After a thirteen-year-old boy died suddenly, doctors diagnosed some 20 of his relatives with Long QT syndrome and implanted a defibrillator in his brother. But, the Wall Street Journal reports, researchers have since found that the family doesn't have Long QT syndrome. Instead, the Journal says this was an instance in which "[m]isuse of a genetic test as well as an incorrect interpretation of the findings" led to a misdiagnosis.
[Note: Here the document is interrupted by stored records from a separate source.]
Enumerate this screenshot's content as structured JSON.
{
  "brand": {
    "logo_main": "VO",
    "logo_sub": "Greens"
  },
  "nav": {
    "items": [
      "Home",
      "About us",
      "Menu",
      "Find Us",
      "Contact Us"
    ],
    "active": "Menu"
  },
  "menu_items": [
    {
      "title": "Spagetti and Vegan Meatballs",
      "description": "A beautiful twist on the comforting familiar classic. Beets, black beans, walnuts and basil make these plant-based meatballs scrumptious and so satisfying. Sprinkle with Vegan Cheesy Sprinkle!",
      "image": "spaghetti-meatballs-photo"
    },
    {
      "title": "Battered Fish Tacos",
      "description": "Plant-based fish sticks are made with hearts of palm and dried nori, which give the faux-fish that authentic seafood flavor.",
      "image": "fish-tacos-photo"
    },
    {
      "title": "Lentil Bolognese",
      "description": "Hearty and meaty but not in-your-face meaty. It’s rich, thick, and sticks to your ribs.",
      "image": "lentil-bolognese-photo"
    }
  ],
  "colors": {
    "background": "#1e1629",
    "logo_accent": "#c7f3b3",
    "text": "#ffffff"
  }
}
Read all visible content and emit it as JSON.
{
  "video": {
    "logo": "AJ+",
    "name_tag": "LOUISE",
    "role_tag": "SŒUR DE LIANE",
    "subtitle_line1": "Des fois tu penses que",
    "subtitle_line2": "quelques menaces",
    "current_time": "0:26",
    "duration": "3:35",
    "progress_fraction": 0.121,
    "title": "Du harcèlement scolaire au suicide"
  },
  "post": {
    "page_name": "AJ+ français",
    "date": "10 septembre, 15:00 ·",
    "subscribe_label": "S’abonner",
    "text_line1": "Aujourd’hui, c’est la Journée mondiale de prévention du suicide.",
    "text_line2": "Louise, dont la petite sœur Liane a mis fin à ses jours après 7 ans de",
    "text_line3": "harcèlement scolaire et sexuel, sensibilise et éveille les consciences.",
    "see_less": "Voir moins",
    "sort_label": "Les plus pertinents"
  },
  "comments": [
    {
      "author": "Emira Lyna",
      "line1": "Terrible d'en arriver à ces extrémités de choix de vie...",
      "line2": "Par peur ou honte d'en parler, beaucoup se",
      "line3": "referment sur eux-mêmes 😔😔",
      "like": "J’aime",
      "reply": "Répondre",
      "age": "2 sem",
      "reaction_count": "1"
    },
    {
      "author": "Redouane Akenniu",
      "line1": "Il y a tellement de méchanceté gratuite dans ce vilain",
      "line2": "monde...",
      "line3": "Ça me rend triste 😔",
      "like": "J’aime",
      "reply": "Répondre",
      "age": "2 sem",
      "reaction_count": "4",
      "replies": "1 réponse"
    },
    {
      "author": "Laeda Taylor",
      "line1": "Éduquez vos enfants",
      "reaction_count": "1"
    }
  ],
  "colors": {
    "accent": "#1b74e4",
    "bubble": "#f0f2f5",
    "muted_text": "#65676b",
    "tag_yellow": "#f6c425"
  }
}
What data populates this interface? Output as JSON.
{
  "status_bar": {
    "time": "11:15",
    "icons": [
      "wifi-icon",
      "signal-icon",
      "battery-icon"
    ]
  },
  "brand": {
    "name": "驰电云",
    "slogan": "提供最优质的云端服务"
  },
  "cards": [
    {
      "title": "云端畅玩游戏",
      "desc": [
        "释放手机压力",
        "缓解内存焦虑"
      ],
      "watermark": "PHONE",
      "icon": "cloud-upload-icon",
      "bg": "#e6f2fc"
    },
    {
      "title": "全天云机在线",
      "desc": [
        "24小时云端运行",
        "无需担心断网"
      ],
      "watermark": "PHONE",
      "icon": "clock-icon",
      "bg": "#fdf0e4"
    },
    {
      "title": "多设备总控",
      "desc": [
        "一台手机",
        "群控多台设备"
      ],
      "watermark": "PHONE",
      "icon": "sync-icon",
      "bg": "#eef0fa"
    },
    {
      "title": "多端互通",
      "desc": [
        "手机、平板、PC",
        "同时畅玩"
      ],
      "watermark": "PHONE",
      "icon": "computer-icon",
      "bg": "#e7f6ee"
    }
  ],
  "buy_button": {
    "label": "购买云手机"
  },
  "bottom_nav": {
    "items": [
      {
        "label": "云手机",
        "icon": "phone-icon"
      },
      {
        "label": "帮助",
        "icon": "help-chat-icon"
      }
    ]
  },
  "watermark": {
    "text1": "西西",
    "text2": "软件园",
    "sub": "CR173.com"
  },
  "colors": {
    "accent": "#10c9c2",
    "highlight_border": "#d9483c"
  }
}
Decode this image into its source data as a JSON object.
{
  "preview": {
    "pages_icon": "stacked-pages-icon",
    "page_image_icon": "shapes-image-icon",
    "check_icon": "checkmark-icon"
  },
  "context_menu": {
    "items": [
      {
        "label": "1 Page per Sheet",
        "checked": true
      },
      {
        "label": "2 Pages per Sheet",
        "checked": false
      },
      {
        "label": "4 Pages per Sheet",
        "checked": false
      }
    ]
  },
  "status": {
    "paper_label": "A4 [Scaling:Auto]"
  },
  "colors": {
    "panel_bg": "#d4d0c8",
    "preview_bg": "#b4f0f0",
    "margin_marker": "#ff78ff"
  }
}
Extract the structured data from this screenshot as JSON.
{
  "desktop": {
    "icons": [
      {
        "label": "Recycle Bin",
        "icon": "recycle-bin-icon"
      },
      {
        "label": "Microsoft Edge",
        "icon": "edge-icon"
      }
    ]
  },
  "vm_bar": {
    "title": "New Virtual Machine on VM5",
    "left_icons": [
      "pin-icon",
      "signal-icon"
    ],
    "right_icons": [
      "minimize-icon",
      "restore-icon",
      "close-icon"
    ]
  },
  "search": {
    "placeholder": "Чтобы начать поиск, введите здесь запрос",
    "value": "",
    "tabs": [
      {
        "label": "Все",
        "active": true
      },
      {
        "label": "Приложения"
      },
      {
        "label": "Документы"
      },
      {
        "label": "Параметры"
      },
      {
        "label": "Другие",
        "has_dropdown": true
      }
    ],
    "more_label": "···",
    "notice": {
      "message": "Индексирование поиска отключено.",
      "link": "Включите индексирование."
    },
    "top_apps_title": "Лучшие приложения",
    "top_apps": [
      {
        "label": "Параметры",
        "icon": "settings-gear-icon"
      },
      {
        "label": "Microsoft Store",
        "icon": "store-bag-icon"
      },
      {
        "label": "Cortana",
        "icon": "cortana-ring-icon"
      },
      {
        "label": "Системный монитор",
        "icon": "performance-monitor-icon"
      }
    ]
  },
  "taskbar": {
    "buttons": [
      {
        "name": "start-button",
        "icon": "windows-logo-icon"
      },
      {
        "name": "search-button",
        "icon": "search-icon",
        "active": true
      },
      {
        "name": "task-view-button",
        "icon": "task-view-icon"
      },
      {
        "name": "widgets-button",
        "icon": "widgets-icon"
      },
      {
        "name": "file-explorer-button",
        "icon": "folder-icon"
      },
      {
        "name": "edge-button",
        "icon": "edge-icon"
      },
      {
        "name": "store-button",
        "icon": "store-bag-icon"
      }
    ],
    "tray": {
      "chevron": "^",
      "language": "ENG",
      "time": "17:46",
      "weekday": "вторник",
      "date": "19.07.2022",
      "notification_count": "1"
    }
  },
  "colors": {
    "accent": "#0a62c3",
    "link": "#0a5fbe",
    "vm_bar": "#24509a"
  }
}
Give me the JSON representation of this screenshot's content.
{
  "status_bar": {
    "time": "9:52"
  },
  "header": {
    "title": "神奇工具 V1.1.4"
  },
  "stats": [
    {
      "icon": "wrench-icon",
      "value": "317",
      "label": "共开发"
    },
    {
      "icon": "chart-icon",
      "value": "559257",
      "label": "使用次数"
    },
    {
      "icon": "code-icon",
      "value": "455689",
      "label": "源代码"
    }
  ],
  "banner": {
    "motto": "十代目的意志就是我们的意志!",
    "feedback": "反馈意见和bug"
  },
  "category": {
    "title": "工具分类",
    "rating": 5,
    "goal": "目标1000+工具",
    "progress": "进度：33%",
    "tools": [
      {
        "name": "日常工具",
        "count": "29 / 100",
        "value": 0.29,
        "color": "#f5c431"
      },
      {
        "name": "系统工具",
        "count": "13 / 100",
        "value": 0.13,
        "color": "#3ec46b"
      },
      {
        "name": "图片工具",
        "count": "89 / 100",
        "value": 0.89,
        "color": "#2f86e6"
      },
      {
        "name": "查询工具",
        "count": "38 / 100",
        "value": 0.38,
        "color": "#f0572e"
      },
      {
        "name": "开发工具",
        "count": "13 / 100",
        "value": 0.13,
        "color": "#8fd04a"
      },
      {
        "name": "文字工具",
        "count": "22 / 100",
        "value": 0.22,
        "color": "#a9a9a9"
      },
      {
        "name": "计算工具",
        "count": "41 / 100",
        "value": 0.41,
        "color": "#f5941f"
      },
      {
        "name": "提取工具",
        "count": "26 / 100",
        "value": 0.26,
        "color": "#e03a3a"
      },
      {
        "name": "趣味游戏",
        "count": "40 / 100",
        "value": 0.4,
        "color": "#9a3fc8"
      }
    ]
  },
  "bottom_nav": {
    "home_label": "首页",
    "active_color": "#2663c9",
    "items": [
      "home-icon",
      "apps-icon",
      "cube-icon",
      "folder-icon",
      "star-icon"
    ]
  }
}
The Mayo Clinic's Michael Ackerman, who the family sought out for a second opinion, tells the paper that that the search for why the boy died was initiated with "good intentions." An autopsy uncovered possible heart-muscle anomalies, but the cause of death couldn't be determined. A cardiologist ordered genetic testing on the boy's brother and that revealed a mutation in a gene that's been linked to Long QT syndrome. The mutation was then uncovered in other family members, and the brother had a defibrillator implanted.
However, Ackerman notes that none of the family members had abnormal electrocardiograms indicative of the syndrome. In addition, he says the variant in the Long QT syndrome-associated gene that this family hasn't actually been linked to disease.
When the boy who died was eventually tested — blood had been collected at autopsy — he was found to have another mutation linked to sudden death.
Ackerman tells the Journal that the "the entire clinical evaluation was a train wreck, where wrong conclusions led to wrong turns and resulted in wrong therapies."